The Wahkiakum County Eagle - Established as The Skamokawa Eagle in 1891

By Rick Nelson
Wah. Co. Eagle 

Commission seeks Fish and Wildlife cooperation in study


Wahkiakum County commissioners on Tuesday agreed to register formal displeasure with the Washington Fish and Wildlife Commission over the Department of Fish and Wildlife's (WDFW) handling of elk hoof rot disease.

Commissioners also worked on the Critical Area Ordinance update, the Marine Resources Committee work plan, and restoring funding to the Housing and Essential Needs services contract.

Commissioner Dan Cothren initially proposed the elk hoof rot disease statement as a press release, but Commissioners Blair Brady and Mike Backman said they should co-sign and submit it as a letter making a request at this week's meeting of the Fish and Wildlife Commission.

"Wahkiakum County is deeply troubled by the actions of the Washington Fish and Wildlife Commission regarding the hoof rot disease affecting the Roosevelt Elk in Wahkiakum County," the letter begins. "The issue the county is having trouble with is why won't the commission let Dr.
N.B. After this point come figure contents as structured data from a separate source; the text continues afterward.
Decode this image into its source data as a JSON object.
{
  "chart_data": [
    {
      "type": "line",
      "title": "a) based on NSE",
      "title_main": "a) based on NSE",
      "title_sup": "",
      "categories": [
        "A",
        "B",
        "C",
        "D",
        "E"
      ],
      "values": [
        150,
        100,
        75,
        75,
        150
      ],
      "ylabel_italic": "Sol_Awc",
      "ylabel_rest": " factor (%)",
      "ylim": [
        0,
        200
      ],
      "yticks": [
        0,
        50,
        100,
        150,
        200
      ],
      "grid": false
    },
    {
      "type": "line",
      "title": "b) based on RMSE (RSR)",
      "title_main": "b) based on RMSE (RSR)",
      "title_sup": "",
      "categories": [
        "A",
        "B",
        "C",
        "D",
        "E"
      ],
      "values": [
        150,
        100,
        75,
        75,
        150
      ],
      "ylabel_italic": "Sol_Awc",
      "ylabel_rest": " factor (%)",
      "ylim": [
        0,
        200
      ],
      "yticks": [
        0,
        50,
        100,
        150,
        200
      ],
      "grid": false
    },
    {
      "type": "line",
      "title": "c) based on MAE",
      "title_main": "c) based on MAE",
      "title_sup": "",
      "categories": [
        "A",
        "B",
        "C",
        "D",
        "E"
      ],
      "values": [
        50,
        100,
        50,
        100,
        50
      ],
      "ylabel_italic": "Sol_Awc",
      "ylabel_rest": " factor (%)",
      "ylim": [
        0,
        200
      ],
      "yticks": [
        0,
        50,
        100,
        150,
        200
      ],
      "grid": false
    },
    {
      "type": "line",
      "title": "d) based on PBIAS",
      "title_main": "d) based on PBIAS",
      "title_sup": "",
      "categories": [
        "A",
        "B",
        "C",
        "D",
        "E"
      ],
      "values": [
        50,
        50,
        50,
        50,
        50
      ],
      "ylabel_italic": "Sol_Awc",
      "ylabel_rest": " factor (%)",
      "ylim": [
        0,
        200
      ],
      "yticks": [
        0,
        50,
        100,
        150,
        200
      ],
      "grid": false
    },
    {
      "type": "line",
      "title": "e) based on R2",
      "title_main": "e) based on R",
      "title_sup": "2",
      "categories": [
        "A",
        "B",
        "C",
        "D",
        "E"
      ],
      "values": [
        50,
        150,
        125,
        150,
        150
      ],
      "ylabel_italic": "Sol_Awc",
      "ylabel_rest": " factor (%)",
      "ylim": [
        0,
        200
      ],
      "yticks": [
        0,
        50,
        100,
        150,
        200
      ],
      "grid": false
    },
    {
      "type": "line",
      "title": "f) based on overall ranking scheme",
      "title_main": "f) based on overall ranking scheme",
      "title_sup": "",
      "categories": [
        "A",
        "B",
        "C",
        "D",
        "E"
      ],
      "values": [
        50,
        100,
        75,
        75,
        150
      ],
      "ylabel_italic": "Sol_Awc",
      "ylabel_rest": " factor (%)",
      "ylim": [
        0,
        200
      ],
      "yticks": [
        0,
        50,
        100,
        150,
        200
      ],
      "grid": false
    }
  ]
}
Boone Mora study this disease, which he has stated he will do on his own time and with little help from Fish and Wildlife. The county feels that Dr. Mora is being treated badly and downright rude, which seems to be political by nature."

Mora, a retired public health doctor, feels the disease is caused by Leptospira bacteria.

Cothren questioned the department's conclusion that the disease is Treponema because some of the department's studies show Leptospira present in the kidney's of some elk. The department should be working with Mora to confirm the cause of the disease, Cothren said.

Cothren said Mora needs freedom to work freely with wild elk and other hoofed wild animals over a five-year period to confirm the presence of Leptospira. Mora would need a veterinarian, a darter and a farrier to work with him.

"Treating lame elk in an attempt to cure the infection and to re-establish effective ongoing ambulation will be the first project, and preparing, testing and applying a vaccine will be a second project," the letter says. "At some point there may be a need to pasture some elk."

Mora feels that if the two projects are successful, then there is a good chance of reducing and even eradication of the hoof rot disease affecting the elk.

"Dr. Mora is nearly 83 years old and feels it would be an honor to be entrusted with this project," Cothren said.

In other business, Commissioners authorized Planning Director Chuck Beyer to see a price quote from a consultant for reviewing maps for the update of the county's Critical Area Ordinance.

The consultant would be charged with going through the county's ordinance and determining what sections need attention.

Beyer said public agencies have updated and developed many new maps since the county first wrote the ordinance. New information would show areas prone to landslides and liquefaction, flooding and other geological hazards.

Commissioners also approved an amendment to the contract between the county's Health and Human Services Department and the state Department of Commerce for Housing and Essential Needs. H&HS spokesperson Chris Holmes said the amendment would restore $4,115 in special housing needs funding that had been cut by the state.

The commission also approved changes to the Marine Resource Committee Work Plan.

Committee Chair Carrie Backman said the committee is dropping a dredging component, which has been largely accomplished through cooperation from the US Army Corps of Engineers, and components that would 1. develop two additional panels for the 12-panel Columbia River Fisheries Exhibit, and 2. fund projects involving Wahkiakum High School students who will monitor the abundance of fish in newly opened Dead Slough and plant trees to help restore habitat and also to monitor water temperatures in the slough.